Now, it seems Duncan has dropped out of the Race to the Top picture, like a parent leaving town for the weekend, leaving the states to run amok.
That means, in Indiana, Superintendent of Public Instruction Tony Bennett is pulling the plug on the Hoosier State’s application, citing lack of union cooperation. In Colorado, the union and the state—which engaged in an enviably collaborative process in round one—are at odds, big time, over a teacher tenure bill. Rhode Island, which had a very strong round-one application, is now trying to court the unions. And the National Education Association is saying a jobs bill in Congress is more important than Race to the Top.
Reality bites.
Department officials are trying to remind folks that local and union buy-in isn’t everything. But they’ve significantly contributed to this narrative that buy-in is, indeed, a big part of everything.

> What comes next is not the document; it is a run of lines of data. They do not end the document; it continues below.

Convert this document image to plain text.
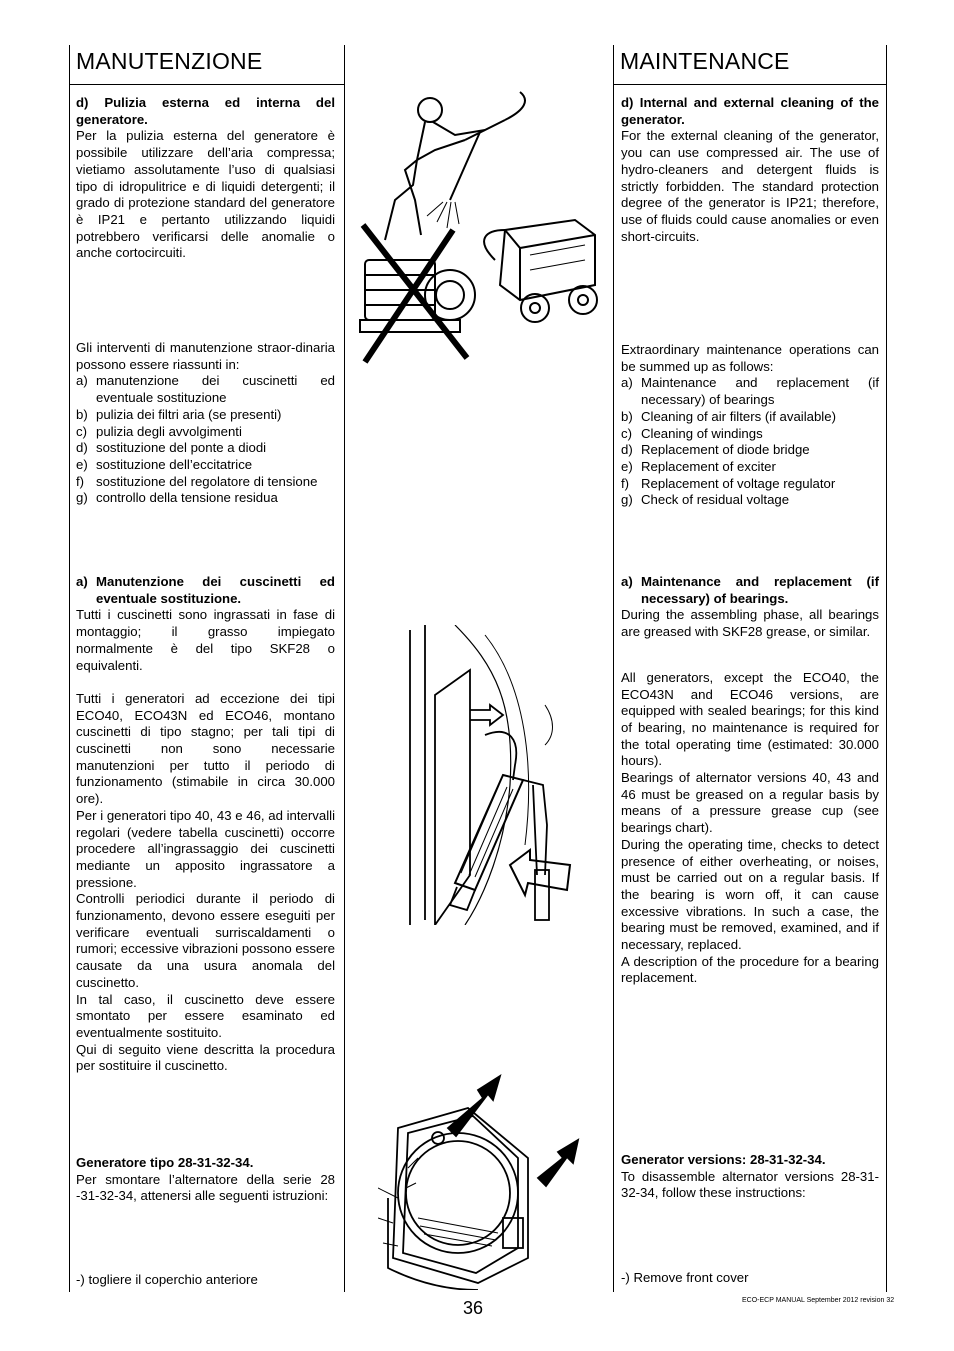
MANUTENZIONE	MAINTENANCE

d) Pulizia esterna ed interna del generatore.

Per la pulizia esterna del generatore è possibile utilizzare dell’aria compressa; vietiamo assolutamente l’uso di qualsiasi tipo di idropulitrice e di liquidi detergenti; il grado di protezione standard del generatore è IP21 e pertanto utilizzando liquidi potrebbero verificarsi delle anomalie o anche cortocircuiti.

Gli interventi di manutenzione straor-dinaria possono essere riassunti in:

a) manutenzione dei cuscinetti ed eventuale sostituzione
b) pulizia dei filtri aria (se presenti)
c) pulizia degli avvolgimenti
d) sostituzione del ponte a diodi
e) sostituzione dell’eccitatrice
f) sostituzione del regolatore di tensione
g) controllo della tensione residua
a) Manutenzione dei cuscinetti ed eventuale sostituzione.

Tutti i cuscinetti sono ingrassati in fase di montaggio; il grasso impiegato normalmente è del tipo SKF28 o equivalenti.

Tutti i generatori ad eccezione dei tipi ECO40, ECO43N ed ECO46, montano cuscinetti di tipo stagno; per tali tipi di cuscinetti non sono necessarie manutenzioni per tutto il periodo di funzionamento (stimabile in circa 30.000 ore).

Per i generatori tipo 40, 43 e 46, ad intervalli regolari (vedere tabella cuscinetti) occorre procedere all’ingrassaggio dei cuscinetti mediante un apposito ingrassatore a pressione.

Controlli periodici durante il periodo di funzionamento, devono essere eseguiti per verificare eventuali surriscaldamenti o rumori; eccessive vibrazioni possono essere causate da una usura anomala del cuscinetto.

In tal caso, il cuscinetto deve essere smontato per essere esaminato ed eventualmente sostituito.

Qui di seguito viene descritta la procedura per sostituire il cuscinetto.

Generatore tipo 28-31-32-34.

Per smontare l’alternatore della serie 28 -31-32-34, attenersi alle seguenti istruzioni:

-) togliere il coperchio anteriore

d) Internal and external cleaning of the generator.

For the external cleaning of the generator, you can use compressed air. The use of hydro-cleaners and detergent fluids is strictly forbidden. The standard protection degree of the generator is IP21; therefore, use of fluids could cause anomalies or even short-circuits.

Extraordinary maintenance operations can be summed up as follows:

a) Maintenance and replacement (if necessary) of bearings
b) Cleaning of air filters (if available)
c) Cleaning of windings
d) Replacement of diode bridge
e) Replacement of exciter
f) Replacement of voltage regulator
g) Check of residual voltage
a) Maintenance and replacement (if necessary) of bearings.

During the assembling phase, all bearings are greased with SKF28 grease, or similar.

All generators, except the ECO40, the ECO43N and ECO46 versions, are equipped with sealed bearings; for this kind of bearing, no maintenance is required for the total operating time (estimated: 30.000 hours).

Bearings of alternator versions 40, 43 and 46 must be greased on a regular basis by means of a pressure grease cup (see bearings chart).

During the operating time, checks to detect presence of either overheating, or noises, must be carried out on a regular basis. If the bearing is worn off, it can cause excessive vibrations. In such a case, the bearing must be removed, examined, and if necessary, replaced.

A description of the procedure for a bearing replacement.

Generator versions: 28-31-32-34.

To disassemble alternator versions 28-31-32-34, follow these instructions:

-) Remove front cover
36	ECO-ECP MANUAL September 2012 revision 32
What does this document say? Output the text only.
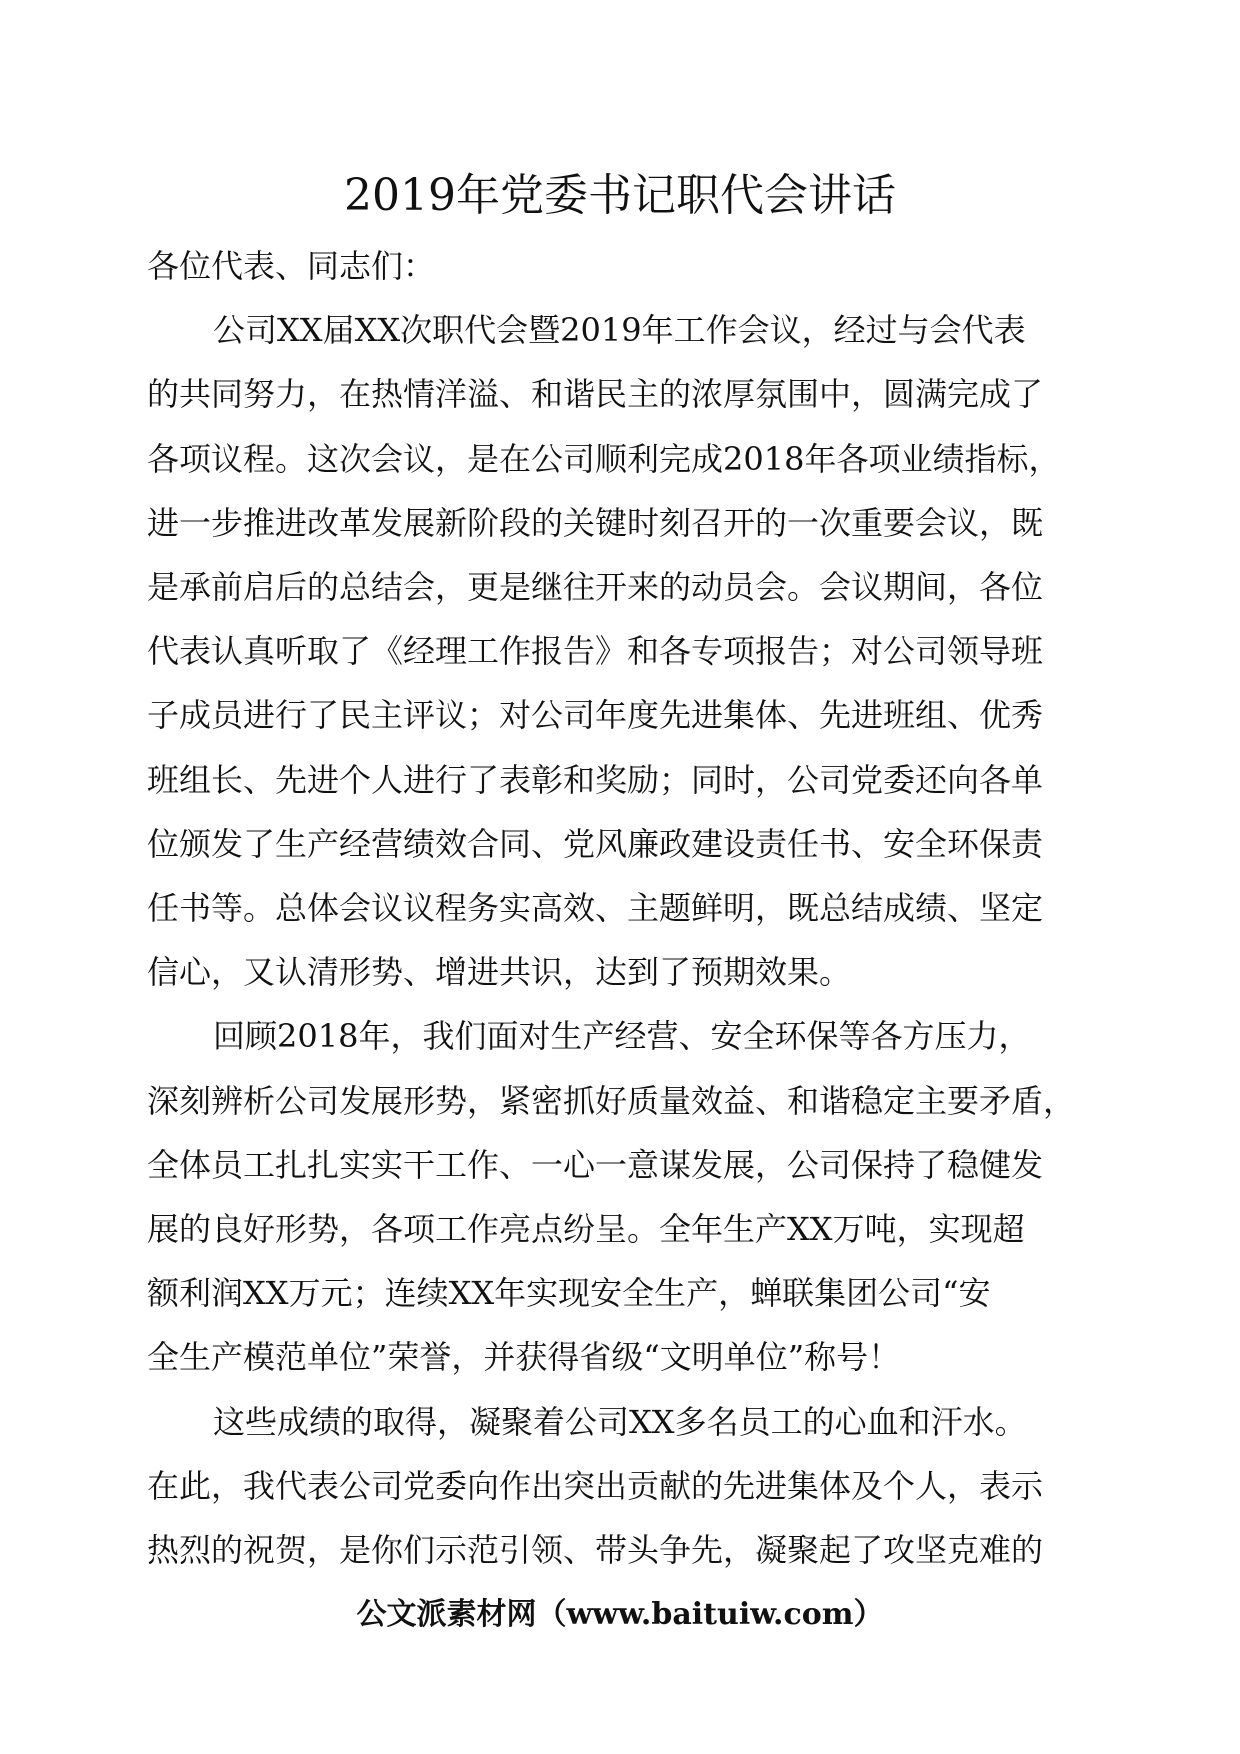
2019年党委书记职代会讲话

各位代表、同志们：

公司XX届XX次职代会暨2019年工作会议，经过与会代表
的共同努力，在热情洋溢、和谐民主的浓厚氛围中，圆满完成了
各项议程。这次会议，是在公司顺利完成2018年各项业绩指标，
进一步推进改革发展新阶段的关键时刻召开的一次重要会议，既
是承前启后的总结会，更是继往开来的动员会。会议期间，各位
代表认真听取了《经理工作报告》和各专项报告；对公司领导班
子成员进行了民主评议；对公司年度先进集体、先进班组、优秀
班组长、先进个人进行了表彰和奖励；同时，公司党委还向各单
位颁发了生产经营绩效合同、党风廉政建设责任书、安全环保责
任书等。总体会议议程务实高效、主题鲜明，既总结成绩、坚定
信心，又认清形势、增进共识，达到了预期效果。

回顾2018年，我们面对生产经营、安全环保等各方压力，
深刻辨析公司发展形势，紧密抓好质量效益、和谐稳定主要矛盾，
全体员工扎扎实实干工作、一心一意谋发展，公司保持了稳健发
展的良好形势，各项工作亮点纷呈。全年生产XX万吨，实现超
额利润XX万元；连续XX年实现安全生产，蝉联集团公司“安
全生产模范单位”荣誉，并获得省级“文明单位”称号！

这些成绩的取得，凝聚着公司XX多名员工的心血和汗水。
在此，我代表公司党委向作出突出贡献的先进集体及个人，表示
热烈的祝贺，是你们示范引领、带头争先，凝聚起了攻坚克难的

公文派素材网（www.baituiw.com）
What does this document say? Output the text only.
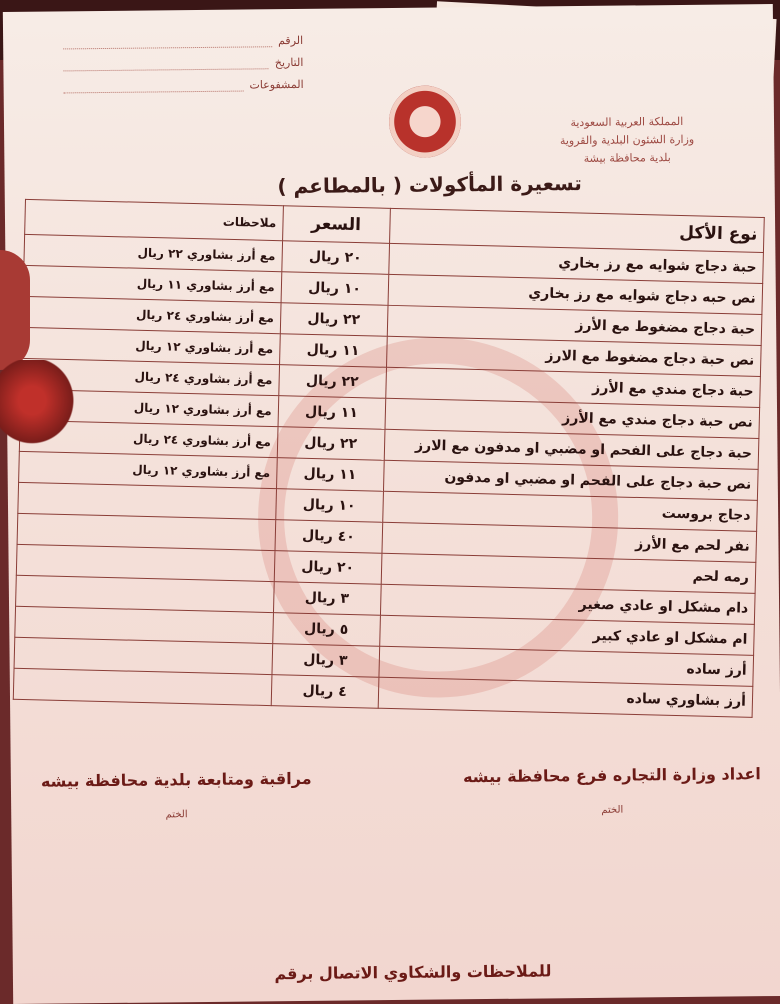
الرقم
التاريخ
المشفوعات
المملكة العربية السعودية
وزارة الشئون البلدية والقروية
بلدية محافظة بيشة
تسعيرة المأكولات ( بالمطاعم )
نوع الأكل	السعر	ملاحظات
حبة دجاج شوايه مع رز بخاري	٢٠ ريال	مع أرز بشاوري ٢٢ ريال
نص حبه دجاج شوايه مع رز بخاري	١٠ ريال	مع أرز بشاوري ١١ ريال
حبة دجاج مضغوط مع الأرز	٢٢ ريال	مع أرز بشاوري ٢٤ ريال
نص حبة دجاج مضغوط مع الارز	١١ ريال	مع أرز بشاوري ١٢ ريال
حبة دجاج مندي مع الأرز	٢٢ ريال	مع أرز بشاوري ٢٤ ريال
نص حبة دجاج مندي مع الأرز	١١ ريال	مع أرز بشاوري ١٢ ريال
حبة دجاج على الفحم او مضبي او مدفون مع الارز	٢٢ ريال	مع أرز بشاوري ٢٤ ريال
نص حبة دجاج على الفحم او مضبي او مدفون	١١ ريال	مع أرز بشاوري ١٢ ريال
دجاج بروست	١٠ ريال	
نفر لحم مع الأرز	٤٠ ريال	
رمه لحم	٢٠ ريال	
دام مشكل او عادي صغير	٣ ريال	
ام مشكل او عادي كبير	٥ ريال	
أرز ساده	٣ ريال	
أرز بشاوري ساده	٤ ريال	
اعداد وزارة التجاره فرع محافظة بيشه
الختم
مراقبة ومتابعة بلدية محافظة بيشه
الختم
للملاحظات والشكاوي الاتصال برقم
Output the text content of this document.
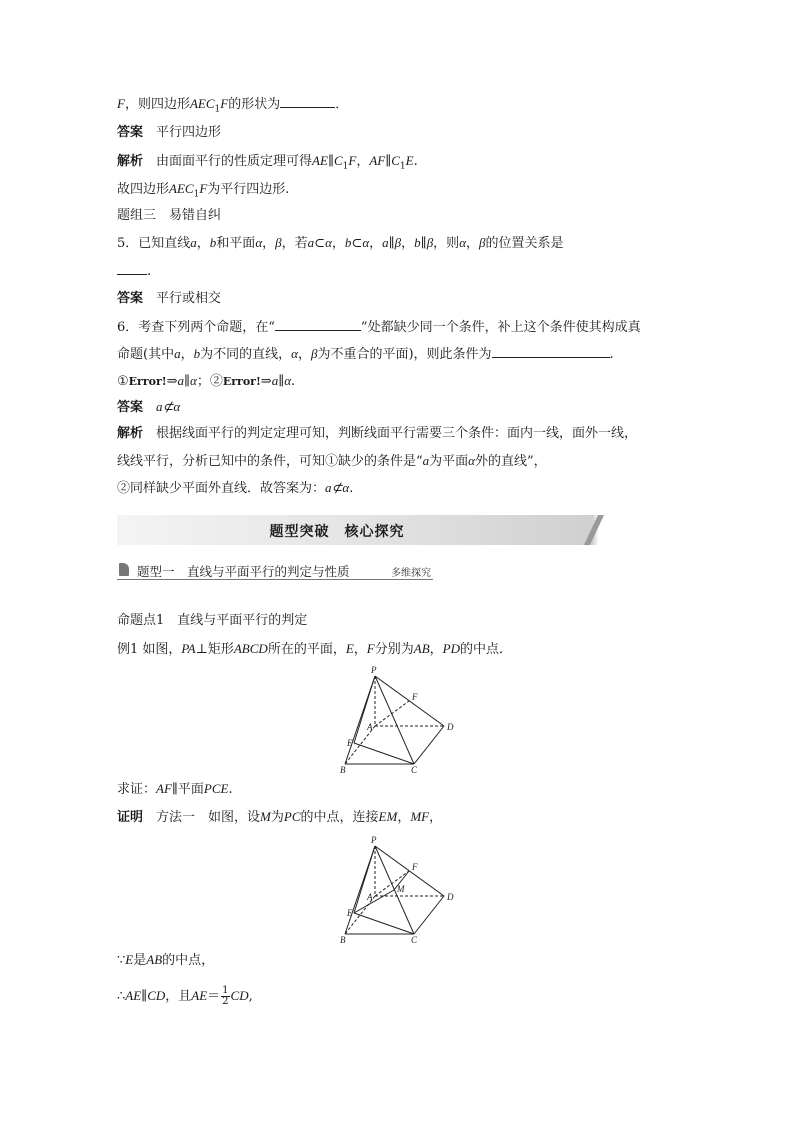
F，则四边形$AEC_1F$的形状为	．
答案　 平行四边形
解析　 由面面平行的性质定理可得$AE\parallel C_1F$，$AF\parallel C_1E$.
故四边形$AEC_1F$为平行四边形.
题组三　易错自纠
5．已知直线a，b和平面α，β，若a⊂α，b⊂α，a∥β，b∥β，则α，β的位置关系是
.
答案　 平行或相交
6．考查下列两个命题，在“	”处都缺少同一个条件，补上这个条件使其构成真
命题(其中a，b为不同的直线，α，β为不重合的平面)，则此条件为	.
①Error!⇒a∥α；②Error!⇒a∥α.
答案　 a⊄α
解析　 根据线面平行的判定定理可知，判断线面平行需要三个条件：面内一线，面外一线，
线线平行，分析已知中的条件，可知①缺少的条件是“a为平面α外的直线”，
②同样缺少平面外直线．故答案为：a⊄α.
题型突破　核心探究
题型一　直线与平面平行的判定与性质	多维探究
命题点1　直线与平面平行的判定
例1 如图，PA⊥矩形ABCD所在的平面，E，F分别为AB，PD的中点．
P
F
A	D
E
B	C
求证：AF∥平面PCE.
证明　 方法一　如图，设M为PC的中点，连接EM，MF，
P
F
M
A	D
E
B	C
∵E是AB的中点，
∴AE∥CD，且$AE= \frac{1}{2}$ CD,
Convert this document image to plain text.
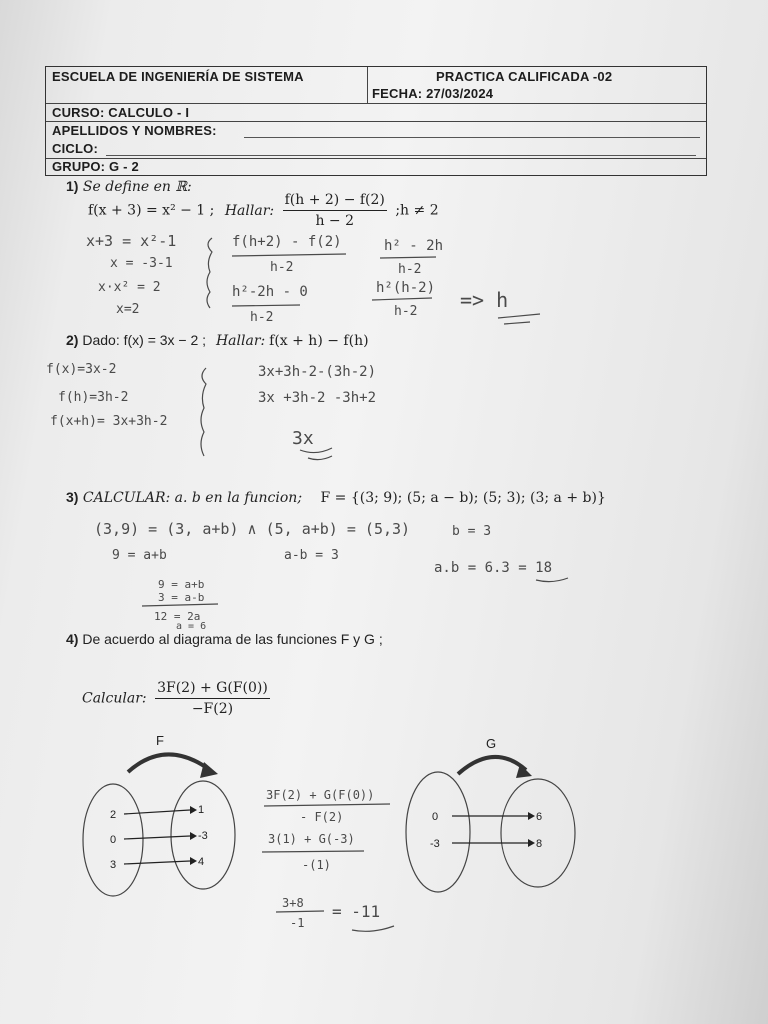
ESCUELA DE INGENIERÍA DE SISTEMA	PRACTICA CALIFICADA -02
FECHA: 27/03/2024
CURSO: CALCULO - I
APELLIDOS Y NOMBRES:
CICLO:
GRUPO: G - 2
1) Se define en ℝ:
f(x + 3) = x² − 1 ; Hallar: $\frac{f(h + 2) - f(2)}{h - 2}$ ;h ≠ 2
x+3 = x²-1
x = -3-1
x·x² = 2
x=2
f(h+2) - f(2)
h-2
h²-2h - 0
h-2
h² - 2h
h-2
h²(h-2)
h-2 => h
2) Dado: f(x) = 3x − 2 ; Hallar: f(x + h) − f(h)
f(x)=3x-2
f(h)=3h-2
f(x+h)= 3x+3h-2
3x+3h-2-(3h-2)
3x +3h-2 -3h+2
3x
3) CALCULAR: a. b en la funcion; F = {(3; 9); (5; a − b); (5; 3); (3; a + b)}
(3,9) = (3, a+b) ∧ (5, a+b) = (5,3)	b = 3
9 = a+b	a-b = 3
a.b = 6.3 = 18
9 = a+b
3 = a-b
12 = 2a
a = 6
4) De acuerdo al diagrama de las funciones F y G ;
Calcular: $\frac{3F(2) + G(F(0))}{-F(2)}$
3F(2) + G(F(0))
- F(2)
3(1) + G(-3)
-(1)
3+8
-1
= -11
F
2
0
3
1
-3
4
G
0
-3
6
8
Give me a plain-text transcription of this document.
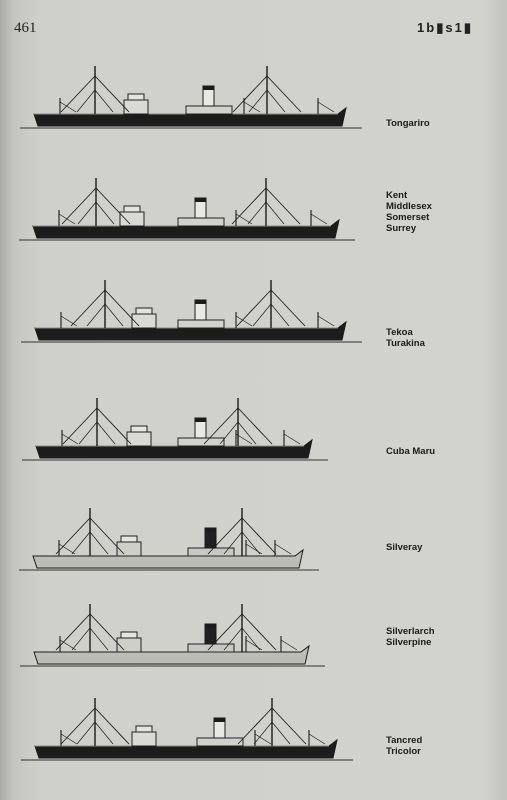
461	1b▮s1▮
Tongariro
Kent
Middlesex
Somerset
Surrey
Tekoa
Turakina
Cuba Maru
Silveray
Silverlarch
Silverpine
Tancred
Tricolor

“Both states have statewide buy-in for comprehensive plans to reform their schools,” Duncan said in explaining why Delaware and Tennessee won in round one.
In explaining why he settled on two winners, versus more, Duncan said in a call with reporters: “In fact, there was also a significant natural break between those two and everything else that followed. Both of them have statewide buy-ins for comprehensive plans to reform their schools.”
And no matter what the points system says (after all, 48 percent of the points are about your reform plan) or what the department would like the storyline to be, the reality is states and teachers’ unions are interpreting Race to the Top in the best way that suits them.
Now that the competition’s ongoing, Duncan and crew may feel like they can’t interfere too much in what’s playing out in the states for fear of showing favoritism. But, can Duncan find a way to return to that bully pulpit to try to reshape the Race to the Top narrative?